Yet Another College Football Player Comes Out of Closet and Is Embraced by His Teammates

The following is reposted from The Gaily Grind.

Yet Another College Football Player Comes Out of Closet and Is Embraced by His Teammates

Just a week after 19-year-old Conner Mertens, a freshman kicker for Willamette (Ore.) University football team, came out of the closet, another college football player has shared his beautiful coming out story.

Scott Cooper has gone public with his coming out story, after finding true acceptance from his Augsburg College football team, which included him being asked by a coach to speak on National Coming Out Day and introducing his partner at Senior Day.

Cooper shared his story with OutSports:

Senior players are walked onto the field by persons who they feel have supported them and been there during the highs and lows of their athletic career. Auggie senior football players were escorted by parents, siblings, fiancés, grandparents and loved ones. The Augsburg University underclassmen cheered and clapped for each senior being introduced and the crowd applauded to acknowledge the efforts put in by these soon-to-be graduating players.

For me, it was no different. As they introduced "Senior linebacker Scott Cooper" and "his partner, Dan," I looked at him, smiled big, took a deep breath, and walked out onto the field with the person who had been there for me. We entered to applause from the crowd, hugs from coaches, and cheering and "Atta boy, Coop!" from the younger players. There were no boos from the crowd, no gasps from the cheerleaders, or weird looks from my teammates. We were accepted and loved just like every other group that walked on the field that day. This, is why I am extremely proud and happy to call myself an Auggie.


Acceptance of this nature is a relatively new thing to me. I grew up hearing from my church that being gay is bad, and that if you "struggle with those feelings" then you need to repent and repress them. Not exactly what a kid who is trying to pray away the gay likes to hear. I tried, and that "gay" stuck like glue.

I was just your normal kid who loved farm animals, sports and picking on my brother. No one had a suspicion that I really had crushes on boys. And I planned to keep it that way. Through my childhood and high school I tried to ignore those feelings, and just focus on the things kids should focus on. I played three sports in high school, sang in the choir, performed in some theater production, and then found myself going to a college for ministry. That's when life changed for me.

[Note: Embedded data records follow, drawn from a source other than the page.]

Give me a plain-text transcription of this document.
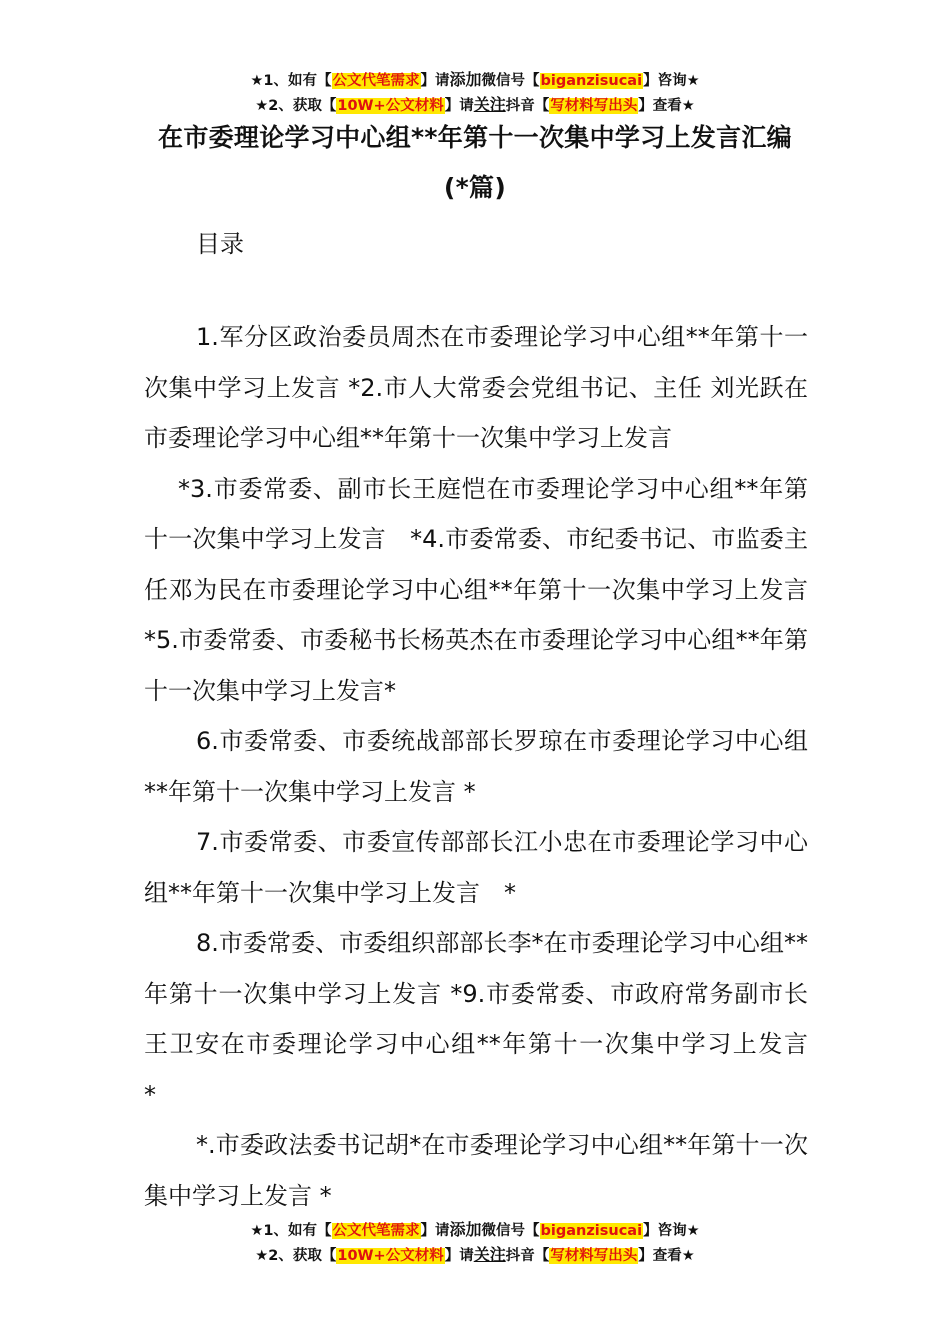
★1、如有【公文代笔需求】请添加微信号【biganzisucai】咨询★
★2、获取【10W+公文材料】请关注抖音【写材料写出头】查看★
在市委理论学习中心组**年第十一次集中学习上发言汇编
(*篇)
目录

1.军分区政治委员周杰在市委理论学习中心组**年第十一次集中学习上发言 *2.市人大常委会党组书记、主任 刘光跃在市委理论学习中心组**年第十一次集中学习上发言

*3.市委常委、副市长王庭恺在市委理论学习中心组**年第十一次集中学习上发言　*4.市委常委、市纪委书记、市监委主任邓为民在市委理论学习中心组**年第十一次集中学习上发言 *5.市委常委、市委秘书长杨英杰在市委理论学习中心组**年第十一次集中学习上发言*

6.市委常委、市委统战部部长罗琼在市委理论学习中心组**年第十一次集中学习上发言 *

7.市委常委、市委宣传部部长江小忠在市委理论学习中心组**年第十一次集中学习上发言　*

8.市委常委、市委组织部部长李*在市委理论学习中心组**年第十一次集中学习上发言 *9.市委常委、市政府常务副市长王卫安在市委理论学习中心组**年第十一次集中学习上发言　 *

*.市委政法委书记胡*在市委理论学习中心组**年第十一次集中学习上发言 *

★1、如有【公文代笔需求】请添加微信号【biganzisucai】咨询★
★2、获取【10W+公文材料】请关注抖音【写材料写出头】查看★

I was so unhappy with who I had to pretend to be and what was being told to me. I remember the day clearly when my professor in the adolescent psychology class told us that "being gay is a choice." Excuse me? That was the day I knew I had to leave.

Being at Augsburg College was a completely different experience. Not only was I out totally by then, but I was myself. I loved football, and just needed to be on a team. I missed the competition, the camps and the camaraderie. Yes, I was gay and out, but I didn’t want to lead with that fact. I just wanted to be a college athlete, while also being accepted off the field for who I really was. My teammates could not have been any more supportive of me than they were and still are. I don't feel I was being a hero by being out and being honest about it with them; these guys are the true heroes.

In a sport were masculinity and aggressiveness is celebrated, most men don't think twice about calling another guy "fag" or "queer." I even said it in my high school closeted days. When guys figured out I was gay, those kinds of sayings started to become extinct. Any time I'd hear "Well, that's gay," I loudly reply back, "What the hell is wrong with being gay?" "Oh! Sorry, Coop!” Many guys hadn’t thought about what those words meant to someone like me. I saw maturity and growth in those guys. I was able to joke with them, talk about things with them they normally wouldn’t get to talk about, answer "weird" questions, and just really enjoy getting to be myself around a group of guys who were completely accepting and non-judgmental.